A l’issue des débats, le Juge de l’exécution, conformément à l’article 450 du code de procédure civile, a avisé les parties présentes ou représentées que l’affaire était mise en délibéré au 20 Avril 2026, au jour susdit, le présent jugement a été rendu.
EXPOSÉ DU LITIGE
Par acte authentique du 30 septembre 2009, reçu par Me [C], notaire à Pau, la SCI Bernadac 4 a souscrit un emprunt d’un montant de 354.068 euros auprès du Crédit Immobilier de France Sud-Ouest, en vue de l’acquisition d’un bien immobilier de 3 étages situé [Adresse 4], à Pau. En garantie de cet emprunt, la SCI Fébus a donné en hypothèque, à hauteur de 150.000 euros, un bien immobilier lui appartenant, situé [Adresse 5] à Pau.

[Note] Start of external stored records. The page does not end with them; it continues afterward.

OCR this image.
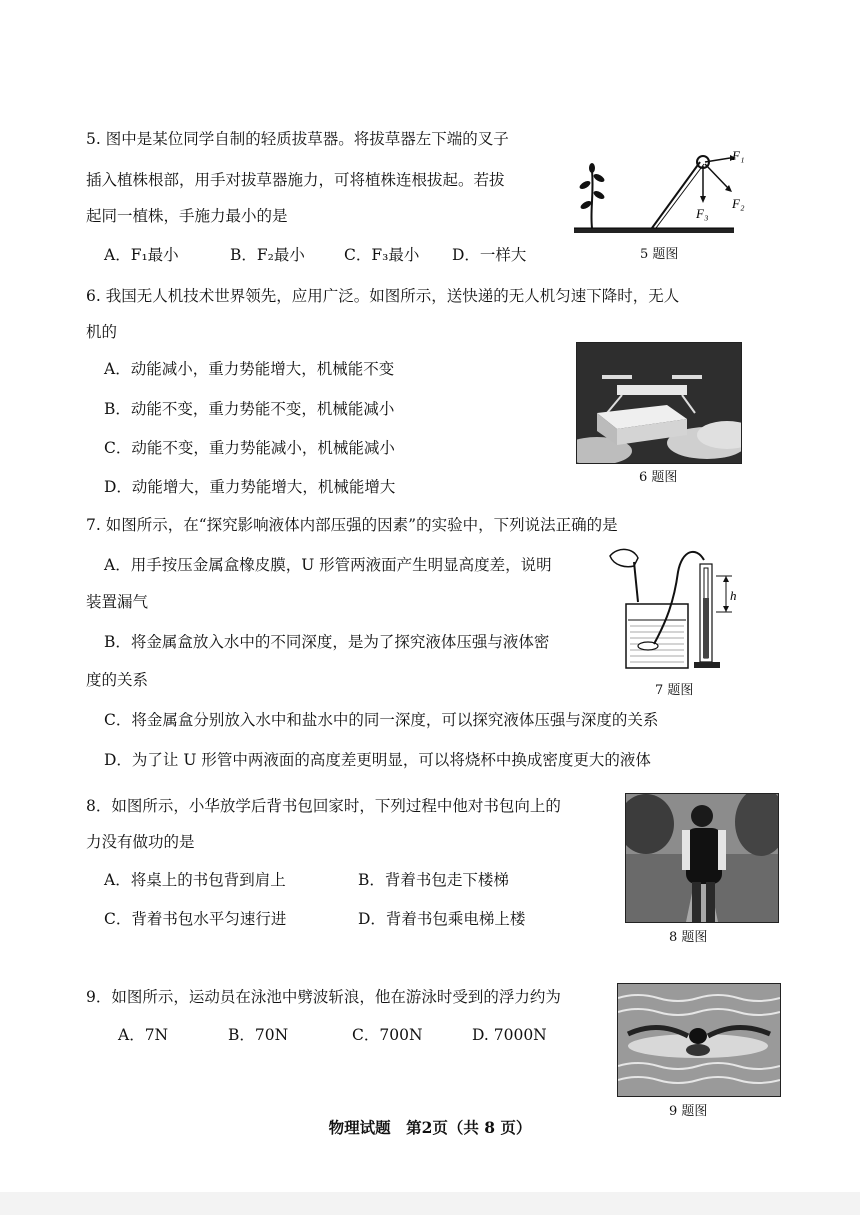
5. 图中是某位同学自制的轻质拔草器。将拔草器左下端的叉子
插入植株根部，用手对拔草器施力，可将植株连根拔起。若拔
起同一植株，手施力最小的是
A．F₁最小	B．F₂最小	C．F₃最小 D．一样大
F₁
F₂
F₃
5 题图
6. 我国无人机技术世界领先，应用广泛。如图所示，送快递的无人机匀速下降时，无人
机的
A．动能减小，重力势能增大，机械能不变
B．动能不变，重力势能不变，机械能减小
C．动能不变，重力势能减小，机械能减小
D．动能增大，重力势能增大，机械能增大
6 题图
7. 如图所示，在“探究影响液体内部压强的因素”的实验中，下列说法正确的是
A．用手按压金属盒橡皮膜，U 形管两液面产生明显高度差，说明
装置漏气
B．将金属盒放入水中的不同深度，是为了探究液体压强与液体密
度的关系
C．将金属盒分别放入水中和盐水中的同一深度，可以探究液体压强与深度的关系
D．为了让 U 形管中两液面的高度差更明显，可以将烧杯中换成密度更大的液体
h
7 题图
8．如图所示，小华放学后背书包回家时，下列过程中他对书包向上的
力没有做功的是
A．将桌上的书包背到肩上	B．背着书包走下楼梯
C．背着书包水平匀速行进	D．背着书包乘电梯上楼
8 题图
9．如图所示，运动员在泳池中劈波斩浪，他在游泳时受到的浮力约为
A．7N	B．70N	C．700N	D. 7000N
9 题图
物理试题　第2页（共 8 页）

Le 7 janvier 2024, la banque a prononcé la déchéance du terme, et fait parvenir à la SCI Bernadac 4 un décompte au 15 juillet 2024 d’un montant de 106.086,95 euros. La partie défenderesse a produit un décompte actualisé au 28 février 2025 d’un montant de 66.249,73 euros.
Parallèlement, le bien de la SCI Fébus grevé de l’hypothèque au profit du Crédit Immobilier de France a fait l’objet d’une procédure d’expropriation a l’issue de laquelle une somme de 59.678,40 euros a été versée entre les mains du notaire en charge des opérations, somme consignée à la Caisse des dépôts et consignations.
En vertu de l’acte authentique de prêt du 30 septembre 2009 contenant cautionnement hypothécaire simple, et du bordereau d’hypothèque conventionnelle du 30 septembre 2009 publié le 24 novembre 2009 au Service de la publicité foncière de Pau (volume 2009 V n° 3118), une saisie-attribution a été pratiquée le 23 mai 2025 à la requête du Crédit Immobilier de France Développement (ci-après CIFD) – venant aux droits du Crédit Immobilier de France Sud Ouest –, à l’encontre de la SCI Fébus, entre les mains de la Caisse des dépôts et consignations (CDC), pour un montant total de 66.959,19 euros, saisie dénoncée à la SCI Fébus le 27 mai 2025.
Par acte d’huissier du 26 juin 2025, la SCI Fébus a assigné en justice le CIFD devant le juge de l’exécution.
A l’audience du 2 mars 2026, les parties ont régulièrement comparu.
La SCI Fébus, en ses dernières conclusions notifiées par voie électronique le 30 janvier 2026, demande que le juge de l’exécution :
À titre liminaire
— prononce un sursis à statuer jusqu’à la décision du tribunal judiciaire de Pau concernant la nullité du cautionnement hypothécaire consenti par la SCI Fébus,
A titre principal
— déclare recevable l’action en nullité engagée par la SCI Fébus,
— prononce la nullité de l’hypothèque consentie par la SCI Fébus dans l’intérêt de la SCI Bernadac 4 auprès de la société Crédit Immobilier de France sud ouest,
— par conséquent déclare irrecevable la procédure de saisie-attribution engagée par le CIFD,
A titre subsidiaire
— prononce la nullité de la saisie-attribution dénoncée à la SCI Fébus le 27 mai 2025,
En tout état de cause
— condamne la société Link Financial à verser à la SCI Fébus la somme de 2.000 euros au titre des frais irrépétibles, et aux dépens,
— déboute la société Link Financial de l’ensemble de ses demandes.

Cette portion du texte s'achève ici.